Network Automation     Archive

Running ansible at scale

Last week I deployed my first “at scale” playbook. The overall objective was simple: Add new dhcp helper address to about 400 switches. Like most things though, the devil is in the details. Right off the bat, I ran into “non-ansible” related issues (tacacs/ssh). That brought the number of devices to about 270. Not a big number right? At the most basic level, yes, if I was simply pushing configs using the ios_config module. ##Breakdown of the playbook

  1. Execute a show run on the device and compile a local backup for each device
  2. Run a pre-flight report, specific to the interfaces we are going to impact (multiple ssh sessions per host)
  3. Build the configs locally
  4. Deploy the configs
  5. Validate the configs/Unit testing

A bit more about the unit testing:

For testing the changes were deployed, I had 2 criteria:

  1. Assert that the new helpers are present within the interface configurations (of the specific interfaces)
  2. Assert that the startup and running config are in sync (in other word, the new config has been saved)

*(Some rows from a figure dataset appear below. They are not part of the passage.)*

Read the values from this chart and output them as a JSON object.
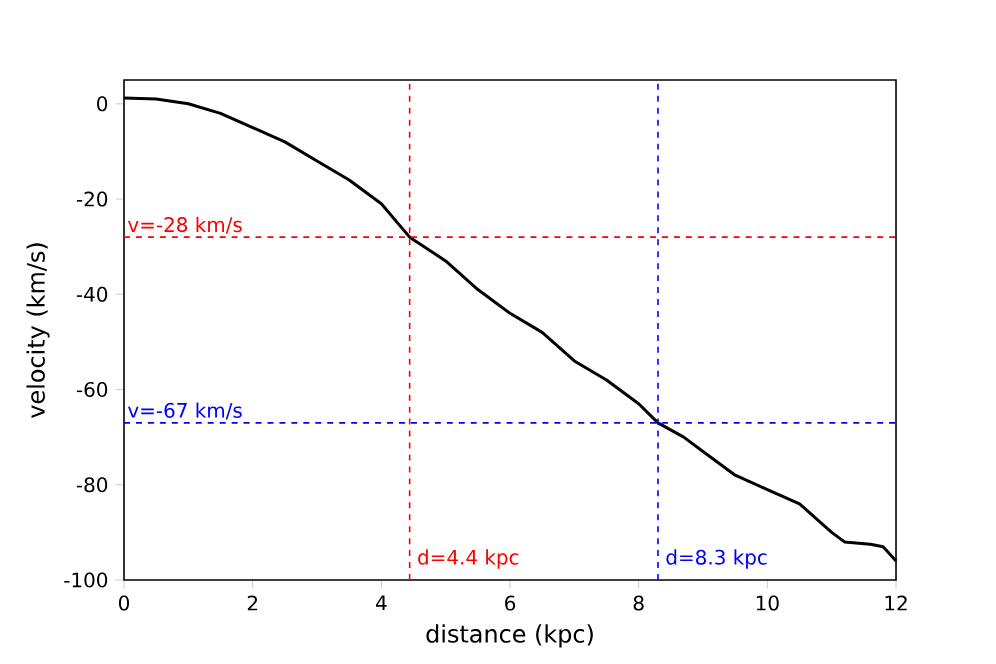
{
  "chart_data": {
    "type": "line",
    "xlabel": "distance (kpc)",
    "ylabel": "velocity (km/s)",
    "xlim": [
      0,
      12
    ],
    "ylim": [
      -100,
      5
    ],
    "xticks": [
      0,
      2,
      4,
      6,
      8,
      10,
      12
    ],
    "yticks": [
      -100,
      -80,
      -60,
      -40,
      -20,
      0
    ],
    "grid": false,
    "marker": "none",
    "line_style": "solid",
    "series": [
      {
        "color": "#000000",
        "x": [
          0,
          0.5,
          1,
          1.5,
          2,
          2.5,
          3,
          3.5,
          4,
          4.44,
          5,
          5.5,
          6,
          6.5,
          7,
          7.5,
          8,
          8.3,
          8.7,
          9,
          9.5,
          10,
          10.5,
          11,
          11.2,
          11.6,
          11.8,
          12
        ],
        "values": [
          1.2,
          1,
          0,
          -2,
          -5,
          -8,
          -12,
          -16,
          -21,
          -28,
          -33,
          -39,
          -44,
          -48,
          -54,
          -58,
          -63,
          -67,
          -70,
          -73,
          -78,
          -81,
          -84,
          -90,
          -92,
          -92.5,
          -93,
          -96
        ]
      }
    ],
    "ref_lines": [
      {
        "axis": "y",
        "value": -28,
        "label": "v=-28 km/s",
        "color": "#ff0000",
        "line_style": "dashed"
      },
      {
        "axis": "y",
        "value": -67,
        "label": "v=-67 km/s",
        "color": "#0000ff",
        "line_style": "dashed"
      },
      {
        "axis": "x",
        "value": 4.44,
        "label": "d=4.4 kpc",
        "color": "#ff0000",
        "line_style": "dashed"
      },
      {
        "axis": "x",
        "value": 8.3,
        "label": "d=8.3 kpc",
        "color": "#0000ff",
        "line_style": "dashed"
      }
    ]
  }
}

For assertion 1, I took the approach of running a show running interface per interface - this implied multiple ssh sessions per host.

##Observations:

  1. Running the playbook for backups result in a lot of SSH connection failures on the first run. Subsequent runs are significantly more successful - Still see some failures
  2. Running the playbook for the preflight report/validation, results in ssh timeouts - these are not consistent across hosts: Meaning, for the same host, the show run int for Vlan101 will work but might fail for Vlan201 on the first run, but on the next run, there is no guarantee that a repeat play will reproduce this exact failure
  3. My validation role uses dynamic includes like this example. Running the playbook with a tag other than “validate”, still attempts to load all yaml files and results in failure.

##Tweaks and next steps:

  1. I had mixed success with using the “serial” option. Needs more trial and error.
  2. Rewrite pre-flight and validation scripts to only do a single show run. Collect specific interface details from a local copy
  3. Tried pipelining and some other recommendations that seemed relevant based on this. However, it appears to be focussed on using ssh connections to the remote systems. As we know, for the ios_* modules, ansible ssh’es to the local host and then uses paramiko within the modules. In short, pipeline did not seem to do much
  4. Setting the timeout parameter for the ios_* modules seemed to have no affect on the ssh timeouts.
  5. To further understand observation 1 (which is still the most vexing one), I tried connecting to the device using paramiko from the python interpreter and executing the same commands. I could not recreate the issue. I had good connectivity each time

##Other issues: For observation 3, I opened an issue with ansible. Based on the comments it was closed with, I guess, it is an expected behavior. Which means, for any playbook that has dynamic includes, we need to remember to send any variables that role will need, even though your tags may not be calling that role.